Pietro Vannucci, universalmente noto come Il Perugino—nome che trae origine dalla sua città natale—rappresentò una figura cardine del Rinascimento fiorentino, consolidando la propria reputazione come uno dei pittori più celebrati d'Italia. Nato intorno al 1446 a Perugia, in Umbria, egli emerse da una famiglia profondamente immersa nella tradizione artistica e si impose rapidamente come un artista prolifico, le cui serene rappresentazioni della Vergine e di Gesù incantarono il pubblico di tutta Europa. Il suo stile distintivo, caratterizzato da colori luminosi, composizioni aggraziate e un'ineguagliabile sensibilità verso gli ideali umanistici, ha influenzato generazioni di artisti e continua a ispirare ammirazione ancora oggi. Il percorso artistico di Vannucci ebbe inizio con la formazione sotto la guida di Piero della Francesca ad Arezzo, dove assorbì la maestria del maestro nella prospettiva e nel realismo idealizzato. Questa esperienza formativa instillò in lui un profondo apprezzamento per la precisione matematica unita alla contemplazione spirituale, un tratto distintivo della sua intera opera. Intorno al 1470, il trasferimento a Firenze sotto il patrocinio di Lorenzo de’ Medici gli permise di ottenere commissioni che lo proiettarono verso il successo internazionale; l'associazione con i Medici favorì un ambiente propizio all'innovazione artistica, consentendogli di collaborare con luminari del calibro di Michelangelo e Sandro Botticelli.

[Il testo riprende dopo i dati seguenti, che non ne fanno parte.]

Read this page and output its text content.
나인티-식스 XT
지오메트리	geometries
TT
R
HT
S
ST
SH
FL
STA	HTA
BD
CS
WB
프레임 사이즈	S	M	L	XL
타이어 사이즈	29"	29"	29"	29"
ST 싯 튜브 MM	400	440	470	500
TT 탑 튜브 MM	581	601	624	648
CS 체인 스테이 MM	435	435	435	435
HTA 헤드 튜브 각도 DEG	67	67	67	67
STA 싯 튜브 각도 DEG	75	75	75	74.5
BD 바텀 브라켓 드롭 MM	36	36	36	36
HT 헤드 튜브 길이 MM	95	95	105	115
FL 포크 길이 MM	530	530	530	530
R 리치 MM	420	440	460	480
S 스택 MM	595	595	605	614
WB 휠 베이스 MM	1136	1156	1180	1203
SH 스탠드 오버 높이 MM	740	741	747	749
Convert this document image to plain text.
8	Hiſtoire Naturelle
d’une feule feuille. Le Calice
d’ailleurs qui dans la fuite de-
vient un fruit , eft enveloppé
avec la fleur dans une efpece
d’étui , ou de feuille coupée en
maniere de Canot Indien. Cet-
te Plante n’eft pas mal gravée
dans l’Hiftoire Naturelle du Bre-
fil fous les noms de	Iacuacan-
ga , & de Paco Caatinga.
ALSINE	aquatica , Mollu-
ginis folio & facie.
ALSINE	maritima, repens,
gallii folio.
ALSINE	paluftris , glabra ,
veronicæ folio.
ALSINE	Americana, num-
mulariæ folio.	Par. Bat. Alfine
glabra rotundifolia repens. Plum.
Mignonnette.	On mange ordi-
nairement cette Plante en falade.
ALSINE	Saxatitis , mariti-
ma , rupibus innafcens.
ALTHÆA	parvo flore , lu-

Stile e Tecnica: L'Essenza dell'Idealismo Fiorentino

La visione artistica del Perugino ruotava attorno al raggiungimento di un armonioso connubio tra osservazione e immaginazione. Egli studiò meticolosamente le forme naturali, in particolare i paesaggi, per informare le sue tele, ma seppe manipolare con abilità la luce e il colore per trasmettere una profonda intensità emotiva. La sua tecnica prevedeva la sovrapposizione di sottili velature di pigmento su una base preparata, creando superfici che brillavano di un'eterea bellezza. Questo approccio minuzioso diede vita a tele imbevute di un senso di tranquillità e grazia senza pari, un marchio stilistico che lo distingue nettamente dai suoi contemporanei. La sua tavolozza prediligeva tonalità pastello—in particolare blu, verdi e gialli—per evocare la serenità delle scene mariane, applicate con una sottigliezza straordinaria che esaltava la qualità luminosa delle sue opere. Le sue composizioni davano priorità all'equilibrio e all'armonia, riflettendo gli ideali umanistici che enfatizzavano la proporzione e l'ordine; Vannucci impiegò magistralmente la prospettiva lineare per creare convincenti illusioni spaziali, radicando le sue figure in ambienti verosimili.

Opere Celebri e l'Eredità Artistica

Influenza e Significato Storico L'influenza del Perugino si estese ben oltre i confini di Firenze, plasmando le tendenze artistiche in tutta Italia e ispirando artisti nell'Europa settentrionale. Il suo stile sereno risuonava con la sensibilità umanistica, promuovendo una visione della bellezza radicata nella virtù morale, e consolidò la sua posizione come uno dei più grandi pittori della sua epoca. Oggi, l'eredità del Perugino persiste, fungendo da esempio di idealismo rinascimentale e dimostrando il potere trasformativo dell'arte nell'elevare la coscienza umana.